NATO leaders were set to buttress support for Kiev and bolster their eastern defences at the summit which started on Thursday, spurred by the Ukraine crisis to enact the most radical shift in allied strategy towards Russia since the end of the Cold War.
US President Barack Obama and his 27 allies, meeting at a golf resort in Wales, will also discuss how to tackle the Islamic State straddling parts of Iraq and Syria, which has emerged as a new threat on the alliance’s southern flank, and how to stabilise Afghanistan when NATO forces leave at year’s end.
British Prime Minister David Cameron, the summit’s host, said pressure on Moscow would mount if it did not curtail military action in Ukraine which he branded unacceptable.
“What Russia needs to understand is if they continue with this approach in Ukraine, this pressure will be ramped up,” he told
Ukrainian President Petro Poroshenko, whose forces have suffered a string of setbacks at the hands of Russian-backed separatists in the south and east of the country in the last week, met Obama and the leaders of Britain, France, Germany and Italy just before the NATO summit started.
The Ukrainian leader was looking for arms, training and intelligence support for his armed forces as well as political support against Russian President Vladimir Putin.
However, his talk of reviving Ukraine’s bid to join the US-led military alliance could reopen a rift within NATO.
Obama said in Estonia on Wednesday the door to membership would remain open to states that meet NATO standards and “can make meaningful contributions to allied security”, but France and Germany remain opposed to admitting Kiev.
Territorial defenceA French official said NATO should contribute to easing tensions, not exacerbating them.
Poroshenko said he would order a ceasefire on Friday for Ukraine’s armed forces battling pro-Russian separatists, paving the way for implementation of a “stage-by-stage peace plan” for his country.
As more than a decade of NATO-led combat operations in Afghanistan draws to a close at year’s end, the 28-nation, US-led military alliance is refocusing in part on its core task of defending its territory.
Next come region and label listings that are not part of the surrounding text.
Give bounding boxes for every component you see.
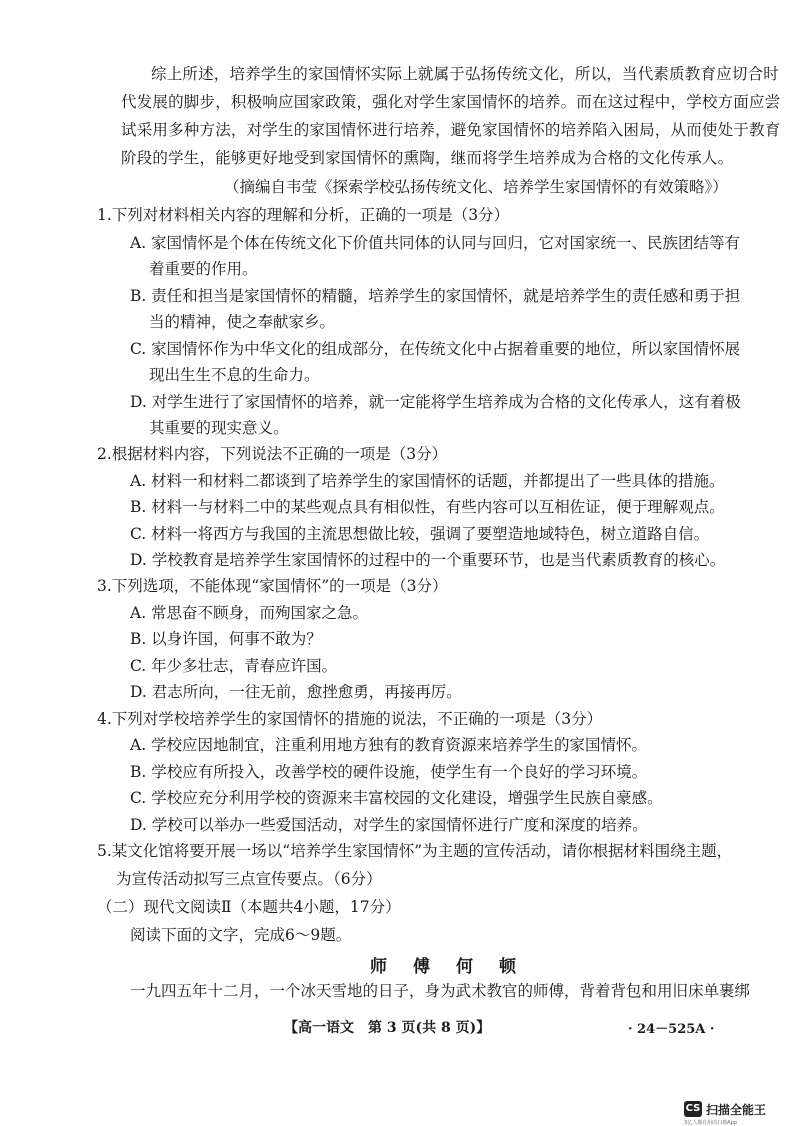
q4-option-c: C. 学校应充分利用学校的资源来丰富校园的文化建设，增强学生民族自豪感。 <box>130 789 663 807</box>
story-title: 师傅何顿 <box>370 957 542 977</box>
scanner-tagline: 3亿人都在用的扫描App <box>684 1120 737 1126</box>
q1-option-d-line2: 其重要的现实意义。 <box>149 419 289 437</box>
q1-option-d-line1: D. 对学生进行了家国情怀的培养，就一定能将学生培养成为合格的文化传承人，这有着极 <box>130 393 741 411</box>
q3-option-a: A. 常思奋不顾身，而殉国家之急。 <box>130 604 369 622</box>
q1-option-c-line2: 现出生生不息的生命力。 <box>149 366 320 384</box>
q5-stem-line1: 5.某文化馆将要开展一场以“培养学生家国情怀”为主题的宣传活动，请你根据材料围绕主题， <box>97 842 733 860</box>
scanner-app-name: 扫描全能王 <box>706 1103 767 1117</box>
q3-option-d: D. 君志所向，一往无前，愈挫愈勇，再接再厉。 <box>130 683 462 701</box>
q1-option-c-line1: C. 家国情怀作为中华文化的组成部分，在传统文化中占据着重要的地位，所以家国情怀展 <box>130 340 741 358</box>
q2-option-c: C. 材料一将西方与我国的主流思想做比较，强调了要塑造地域特色，树立道路自信。 <box>130 525 710 543</box>
section-heading: （二）现代文阅读Ⅱ（本题共4小题，17分） <box>97 898 401 916</box>
q3-option-c: C. 年少多壮志，青春应许国。 <box>130 657 338 675</box>
q2-option-b: B. 材料一与材料二中的某些观点具有相似性，有些内容可以互相佐证，便于理解观点。 <box>130 498 725 516</box>
q1-option-b-line1: B. 责任和担当是家国情怀的精髓，培养学生的家国情怀，就是培养学生的责任感和勇于担 <box>130 287 741 305</box>
source-citation: （摘编自韦莹《探索学校弘扬传统文化、培养学生家国情怀的有效策略》） <box>224 178 728 196</box>
q4-option-d: D. 学校可以举办一些爱国活动，对学生的家国情怀进行广度和深度的培养。 <box>130 816 648 834</box>
section-instruction: 阅读下面的文字，完成6～9题。 <box>130 926 352 944</box>
q4-option-b: B. 学校应有所投入，改善学校的硬件设施，使学生有一个良好的学习环境。 <box>130 763 648 781</box>
q2-option-a: A. 材料一和材料二都谈到了培养学生的家国情怀的话题，并都提出了一些具体的措施。 <box>130 472 725 490</box>
story-first-line: 一九四五年十二月，一个冰天雪地的日子，身为武术教官的师傅，背着背包和用旧床单裹绑 <box>130 982 751 1000</box>
intro-line-3: 试采用多种方法，对学生的家国情怀进行培养，避免家国情怀的培养陷入困局，从而使处于教育 <box>121 121 781 139</box>
q1-option-a-line1: A. 家国情怀是个体在传统文化下价值共同体的认同与回归，它对国家统一、民族团结等有 <box>130 234 741 252</box>
q1-option-b-line2: 当的精神，使之奉献家乡。 <box>149 313 336 331</box>
q2-option-d: D. 学校教育是培养学生家国情怀的过程中的一个重要环节，也是当代素质教育的核心。 <box>130 551 726 569</box>
page-footer-label: 【高一语文 第 3 页(共 8 页)】 <box>284 1020 491 1036</box>
q5-stem-line2: 为宣传活动拟写三点宣传要点。（6分） <box>116 870 382 888</box>
q3-stem: 3.下列选项，不能体现“家国情怀”的一项是（3分） <box>97 577 448 595</box>
intro-line-4: 阶段的学生，能够更好地受到家国情怀的熏陶，继而将学生培养成为合格的文化传承人。 <box>121 149 734 167</box>
scanner-logo-icon: CS <box>684 1101 702 1117</box>
q2-stem: 2.根据材料内容，下列说法不正确的一项是（3分） <box>97 445 448 463</box>
page-footer-code: · 24－525A · <box>628 1022 715 1037</box>
q4-option-a: A. 学校应因地制宜，注重利用地方独有的教育资源来培养学生的家国情怀。 <box>130 736 648 754</box>
intro-line-2: 代发展的脚步，积极响应国家政策，强化对学生家国情怀的培养。而在这过程中，学校方面应尝 <box>121 93 781 111</box>
q3-option-b: B. 以身许国，何事不敢为？ <box>130 630 322 648</box>
q1-option-a-line2: 着重要的作用。 <box>149 260 258 278</box>
intro-line-1: 综上所述，培养学生的家国情怀实际上就属于弘扬传统文化，所以，当代素质教育应切合时 <box>151 65 780 83</box>
q1-stem: 1.下列对材料相关内容的理解和分析，正确的一项是（3分） <box>97 206 510 224</box>
q4-stem: 4.下列对学校培养学生的家国情怀的措施的说法，不正确的一项是（3分） <box>97 710 603 728</box>
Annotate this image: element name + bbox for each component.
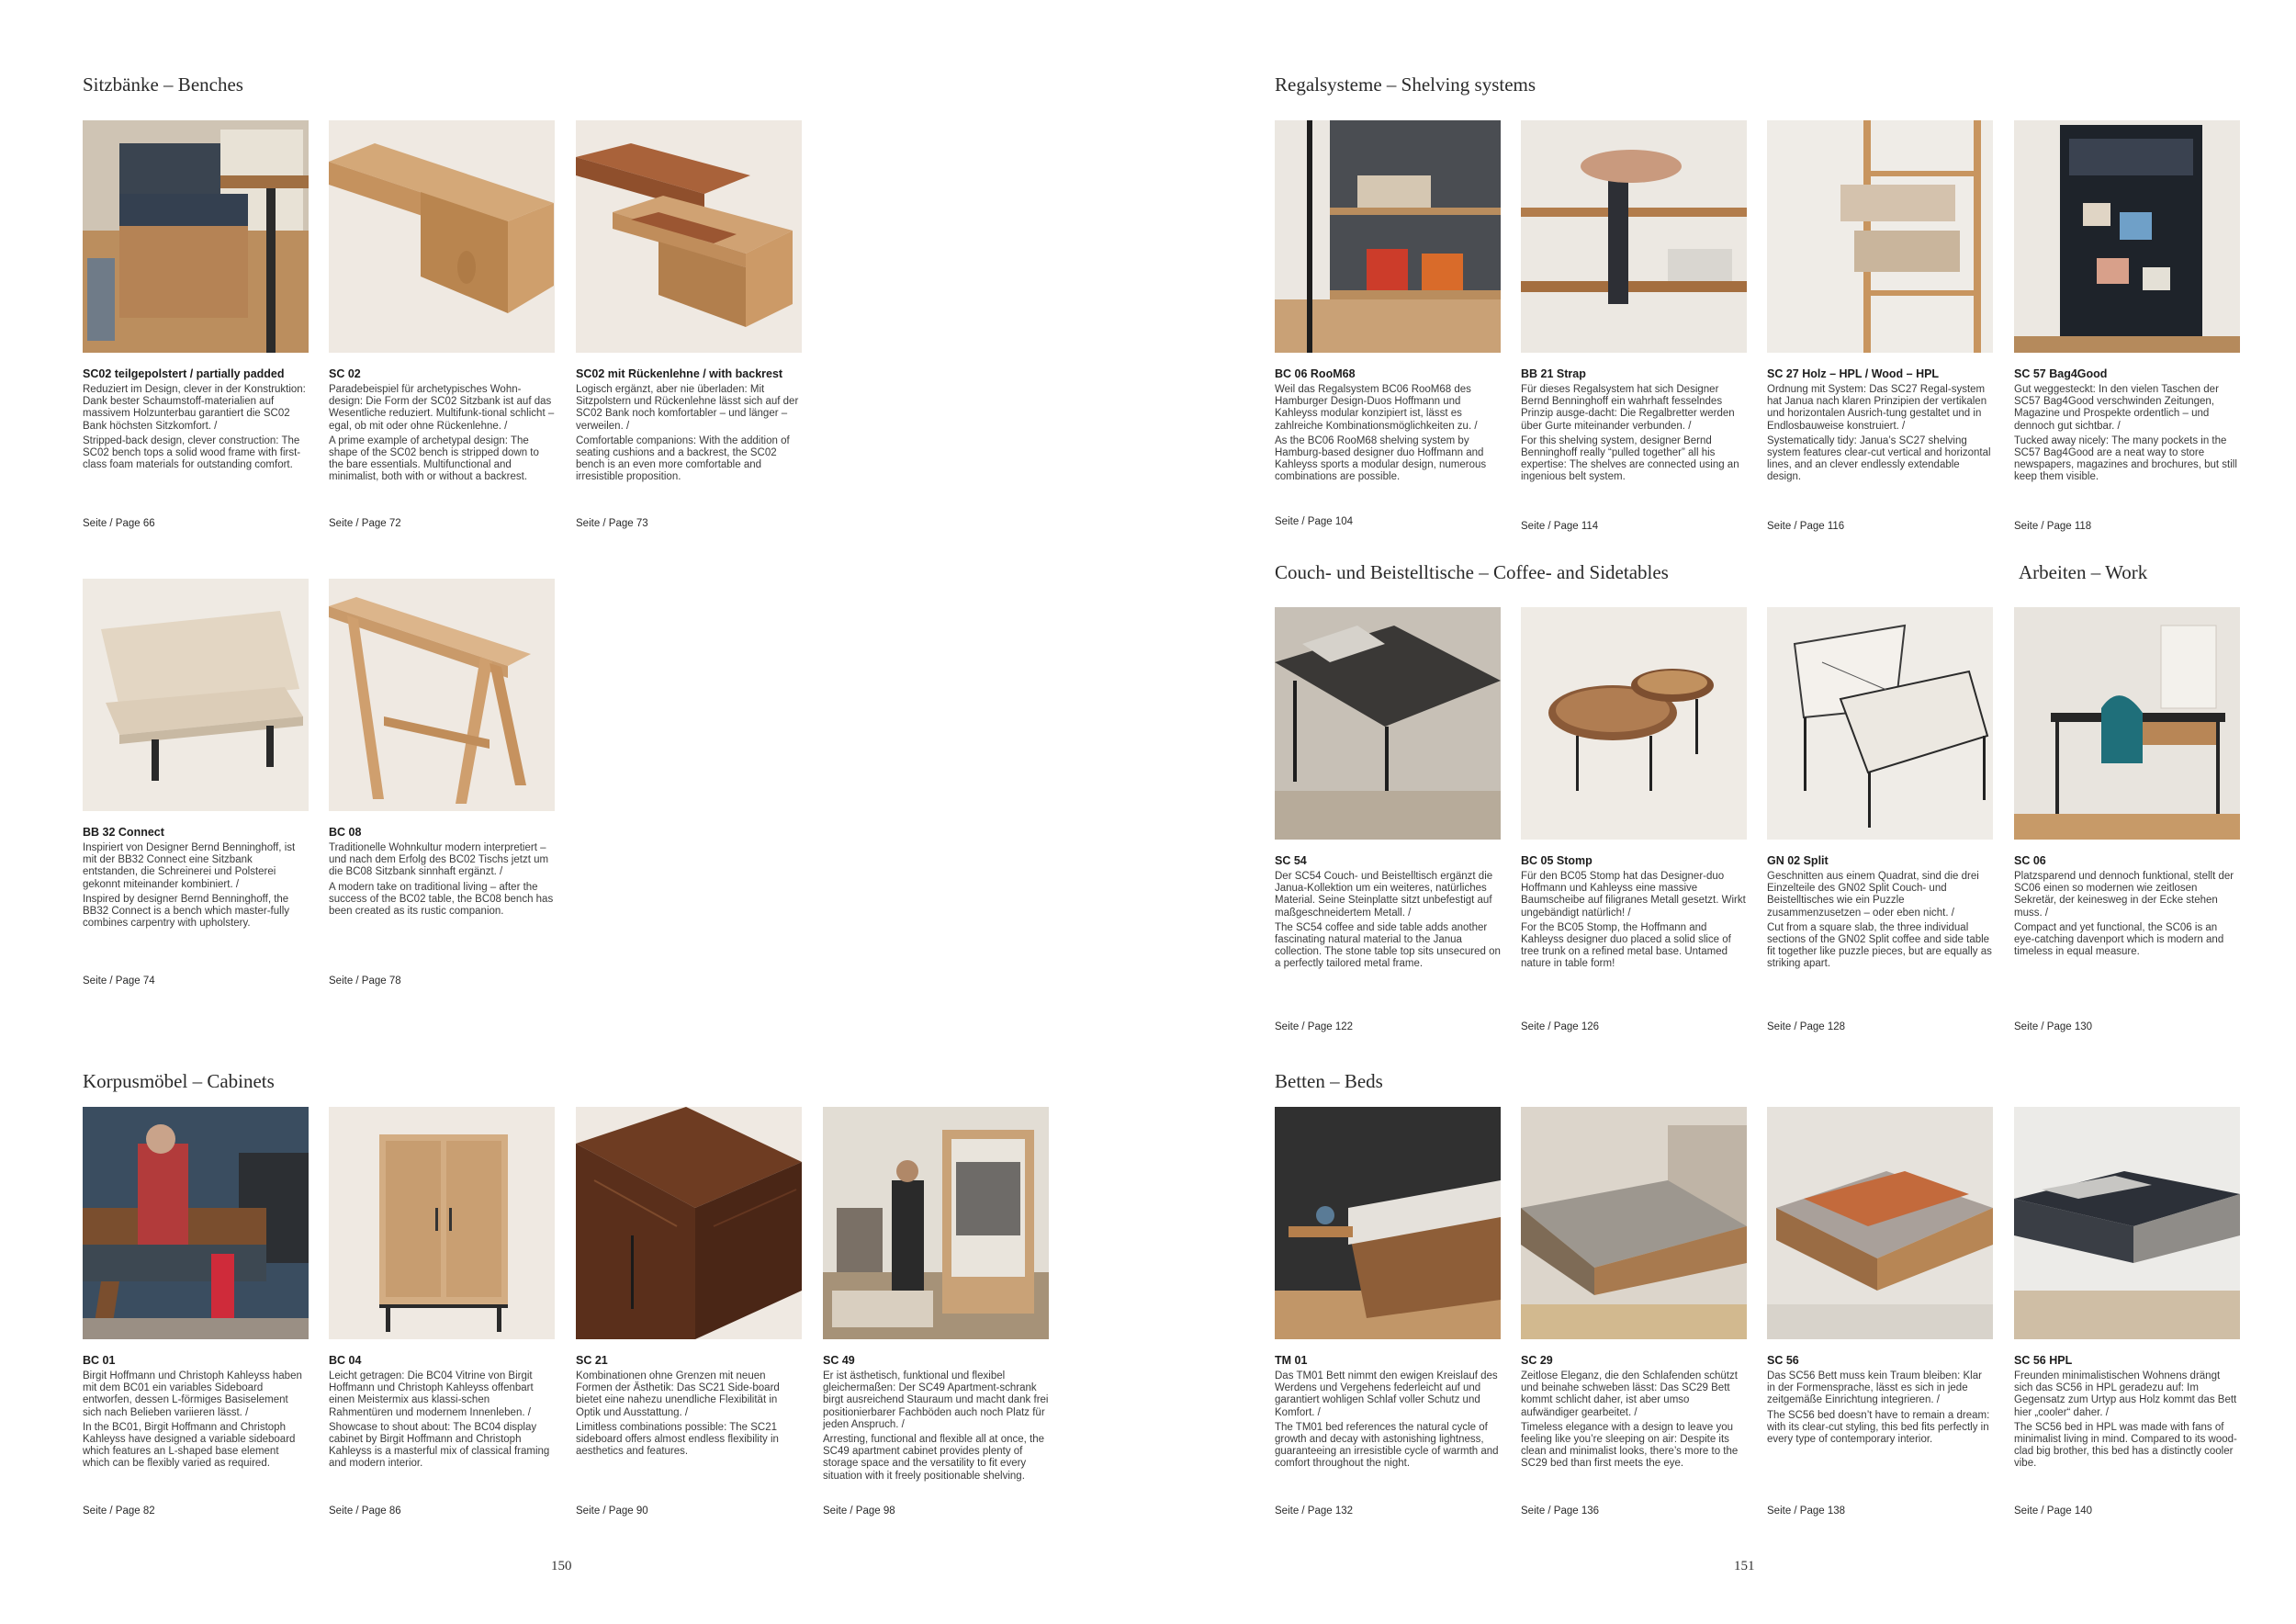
- product-card: [329, 1107, 555, 1517]
- page-link[interactable]: Seite / Page 98: [823, 1506, 895, 1517]
- product-title: SC 27 Holz – HPL / Wood – HPL: [1767, 367, 1940, 380]
- product-card: [83, 579, 309, 987]
- product-text-de: Ordnung mit System: Das SC27 Regal-system hat Janua nach klaren Prinzipien der vertikalen und horizontalen Ausrich-tung gestaltet und in Endlosbauweise konstruiert. /: [1767, 384, 1987, 432]
- page-link[interactable]: Seite / Page 130: [2014, 1021, 2093, 1032]
- product-text-en: Cut from a square slab, the three individual sections of the GN02 Split coffee and side table fit together like puzzle pieces, but are equally as striking apart.: [1767, 921, 1992, 970]
- product-card: [1275, 1107, 1501, 1517]
- product-text-de: Das SC56 Bett muss kein Traum bleiben: Klar in der Formensprache, lässt es sich in jede zeitgemäße Einrichtung integrieren. /: [1767, 1370, 1982, 1406]
- product-text-en: As the BC06 RooM68 shelving system by Hamburg-based designer duo Hoffmann and Kahleyss sports a modular design, numerous combinations are possible.: [1275, 434, 1487, 483]
- page-number-left: 150: [551, 1559, 572, 1573]
- product-photo: [1521, 120, 1747, 353]
- product-photo: [2014, 1107, 2240, 1339]
- product-text-de: Für den BC05 Stomp hat das Designer-duo Hoffmann und Kahleyss eine massive Baumscheibe auf filigranes Metall gesetzt. Wirkt ungebändigt natürlich! /: [1521, 871, 1746, 919]
- page-link[interactable]: Seite / Page 132: [1275, 1506, 1354, 1517]
- product-card: [1521, 1107, 1747, 1517]
- product-card: [823, 1107, 1049, 1517]
- product-text-en: For the BC05 Stomp, the Hoffmann and Kahleyss designer duo placed a solid slice of tree trunk on a refined metal base. Untamed nature in table form!: [1521, 921, 1731, 970]
- product-text-en: Tucked away nicely: The many pockets in the SC57 Bag4Good are a neat way to store newspapers, magazines and brochures, but still keep them visible.: [2014, 434, 2237, 483]
- page-link[interactable]: Seite / Page 116: [1767, 521, 1845, 532]
- product-text-en: Inspired by designer Bernd Benninghoff, the BB32 Connect is a bench which master-fully combines carpentry with upholstery.: [83, 893, 289, 930]
- page-link[interactable]: Seite / Page 78: [329, 976, 401, 987]
- product-card: [329, 120, 555, 529]
- product-photo: [329, 579, 555, 811]
- section-title-beds: Betten – Beds: [1275, 1070, 1383, 1092]
- product-text-de: Er ist ästhetisch, funktional und flexibel gleichermaßen: Der SC49 Apartment-schrank birgt ausreichend Stauraum und macht dank frei positionierbarer Fachböden auch noch Platz für jeden Anspruch. /: [823, 1370, 1049, 1430]
- product-photo: [1275, 120, 1501, 353]
- page-link[interactable]: Seite / Page 128: [1767, 1021, 1846, 1032]
- product-card: [1275, 607, 1501, 1032]
- product-card: [2014, 1107, 2240, 1517]
- section-title-tables: Couch- und Beistelltische – Coffee- and Sidetables: [1275, 561, 1669, 583]
- product-card: [2014, 607, 2240, 1032]
- product-title: SC 49: [823, 1354, 855, 1367]
- page-link[interactable]: Seite / Page 82: [83, 1506, 155, 1517]
- product-text-de: Geschnitten aus einem Quadrat, sind die drei Einzelteile des GN02 Split Couch- und Beistelltisches wie ein Puzzle zusammenzusetzen – oder eben nicht. /: [1767, 871, 1979, 919]
- product-photo: [823, 1107, 1049, 1339]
NATO leaders will set up a ‘spearhead’ rapid reaction force, potentially including several thousand troops, that could be sent to a hotspot in as little as two days, officials say.
Eastern European NATO members, including Poland, have appealed to NATO to permanently station thousands of troops on its territory to deter any possible Russian attack.
But NATO members have spurned that idea, partly because of the expense and partly because they do not want to break a 1997 agreement with Russia under which NATO committed not to permanently station significant combat forces in the east.
Instead, NATO leaders will agree to pre-position equipment and supplies, such as fuel and ammunition, in eastern European countries with bases ready to receive the NATO rapid reaction force if needed.
NATO has said it has no plans to intervene militarily in Ukraine. Instead it has concentrated on beefing up the defences of eastern European countries that have joined the alliance in the last 15 years. Baltic countries fear that Russia could use the same rationale it applied in Crimea - defending Russian speakers - to meddle with them.